The school had a nice lunch at the Monte Vista where they gave me a really cute horseshoe necklace (mascot) and some beautiful pottery.  I am really bad at saying goodbye.  I kinda power walked out of the luncheon to avoid all the " we will miss you" stuff.  I can't handle all the attention and I really don't know what to say besides, "I'll miss you guys too."  It's kinda like when you meet someone on a hiking trail and they ask, "how are you?"  They don't really want you to go into your life story, they are just being nice so you say, "fine" even if you just severed a finger, lost your job, or want to hurl yourself off the cliff. 

I wonder if I'll ever go back to teaching at a public school.  Maybe if it is a last resort or the conditions get better for teachers.  I saw a bumper sticker that said, "It's funny how we always have money for war and none for education."  Amen sista (or brotha).

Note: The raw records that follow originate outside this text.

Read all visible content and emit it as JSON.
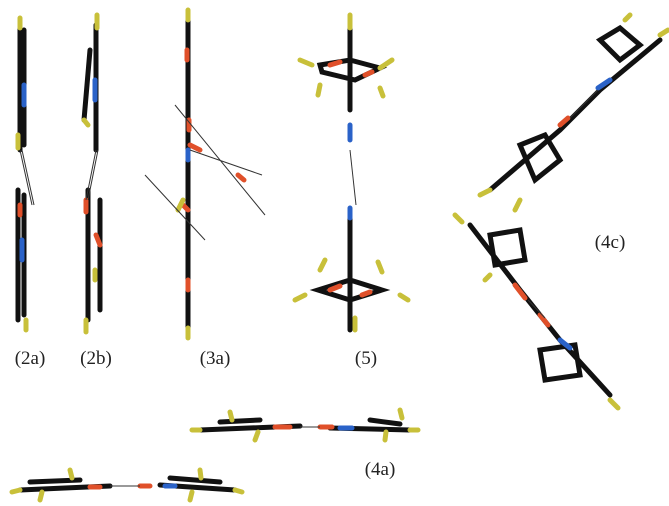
{
  "labels": {
    "l2a": "(2a)",
    "l2b": "(2b)",
    "l3a": "(3a)",
    "l5": "(5)",
    "l4c": "(4c)",
    "l4a": "(4a)"
  }
}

So goodbye to Rico Suave, and IEP meetings, and lesson plans, and being on "stage" every day, and whiny kids, and mean kids, and psycho kids, and kids who throw scissors, or kids that rip your heart out because of their home life.  It is comforting to know that when my children make it to school, they will respect their teachers and I will 99% of the time be on the teachers side.  It is also comforting to know that I HAVE made a difference, big or small in a kid's life.

 

Love is in the Air June 5, 2006

Filed under: Uncategorized — atkeith @ 9:16 pm

Ah, love.  It is a rollercoaster of emotions and good things.  Wil and I just celebrated our 2nd year anniversary.  It has been a wonderful two years.  Sure, we've had our tough moments but what doesn't kill us makes us stronger.  The second anniversary is the cotton/china anniversary.  Since we don't need plates or hanes t-shirts the choices are limited: maybe cotton candy or chinese food or something made in china?  Well, Wil decided instead to surprise me with a really nice dinner at Vincenzo's in dowtown Asheville. 

Upon our arrival, our waitress greeted us and I knew instantly I had seen her before.  I asked her if she knew me and we talked about her life and where she's worked.  Nothing seemed to fit.  As she walked away, I realized that on our first anniversary, Wil took me to the Grove Park Inn for dinner. Our waitress at Vincenzo's was also our waitress at Grove Park Inn a whole year earlier!  What are the odds!  We asked her where she'd be next year….

We reflected, we gazed, we ate noodles and salad, we are ready for more years to come.